When asked what they were angry about, pure Independents were most likely to answer simply “everything.” But after that, they go through a series of responses that suggest disillusionment with politics. Close to half of them (47 percent) gave an answer that suggested anger with politicians or the system.

They think the system is rigged, they consider politicians to be liars who break promises, and they are angry about what they see as bickering and fighting among politicians.

These quotes were typical of the Independents we surveyed:

▪ A 52 year-old woman and self-described “homekeeper” from Minnesota who pays little attention to politics and who is not registered to vote wrote: “Nobody really listens they say what they think you want to hear and make promises they can’t keep.

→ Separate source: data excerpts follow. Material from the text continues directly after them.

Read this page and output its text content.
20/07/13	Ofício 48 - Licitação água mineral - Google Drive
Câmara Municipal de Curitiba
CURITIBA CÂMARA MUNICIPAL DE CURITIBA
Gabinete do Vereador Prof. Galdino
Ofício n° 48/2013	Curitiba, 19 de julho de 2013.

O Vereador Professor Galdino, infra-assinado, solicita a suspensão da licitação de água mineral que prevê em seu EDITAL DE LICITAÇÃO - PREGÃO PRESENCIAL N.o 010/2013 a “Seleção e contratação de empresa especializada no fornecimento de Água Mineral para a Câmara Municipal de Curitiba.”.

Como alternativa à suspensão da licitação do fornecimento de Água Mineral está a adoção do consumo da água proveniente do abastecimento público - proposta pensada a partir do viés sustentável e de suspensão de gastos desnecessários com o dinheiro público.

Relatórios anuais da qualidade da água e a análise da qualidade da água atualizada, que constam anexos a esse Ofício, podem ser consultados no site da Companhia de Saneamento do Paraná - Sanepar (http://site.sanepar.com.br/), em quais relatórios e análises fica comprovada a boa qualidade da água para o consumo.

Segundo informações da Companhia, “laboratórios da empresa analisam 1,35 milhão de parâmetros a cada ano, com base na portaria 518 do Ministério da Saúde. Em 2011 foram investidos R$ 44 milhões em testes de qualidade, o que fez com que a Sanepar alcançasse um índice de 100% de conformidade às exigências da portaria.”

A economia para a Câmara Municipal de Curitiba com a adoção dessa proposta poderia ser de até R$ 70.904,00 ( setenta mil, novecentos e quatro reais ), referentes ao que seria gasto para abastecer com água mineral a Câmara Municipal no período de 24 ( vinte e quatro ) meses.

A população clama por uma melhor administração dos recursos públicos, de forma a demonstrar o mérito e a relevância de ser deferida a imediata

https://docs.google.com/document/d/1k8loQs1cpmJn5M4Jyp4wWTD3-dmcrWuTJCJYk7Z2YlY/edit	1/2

They need to remember everyone has to work together to get things done and they can’t make a blanket statement to try to cover everything, they have to work ach (sic) problem out and know they are doing the best they can.”

▪ A 62 year-old retired man from California who pays attention to politics “some of the time,” calls himself liberal and who is registered to vote wrote: “I hate it when they reveal each other’s dirty laundry, especially when they all are guilty of lying, and not living up to their promises.”

Given Independents’ hostility to politics, they seem like they could be ripe for the picking by the Trump campaign. His is an “outsider” campaign that regularly disparages traditional politics, and Clinton is a long-standing practitioner. Our latest poll shows that Trump is leading in this group.

On the other hand, these pure Independents hold out very little hope for American politics. Unlike partisans — who can point with some hope to their party’s candidate winning — when we asked pure Independents what they were hopeful about, a whopping 61 percent said “nothing.” Given that fewer Independents are registered and many do not pay attention to politics, they are far from a sure bet.

As the election proceeds, we will continue to track this group, and see whether either campaign can address their concerns about a system that is corrupt and not working, and break through their prevailing sense of hopelessness.

Michael Berkman is director of the McCourtney Institute for Democracy and a professor of political science.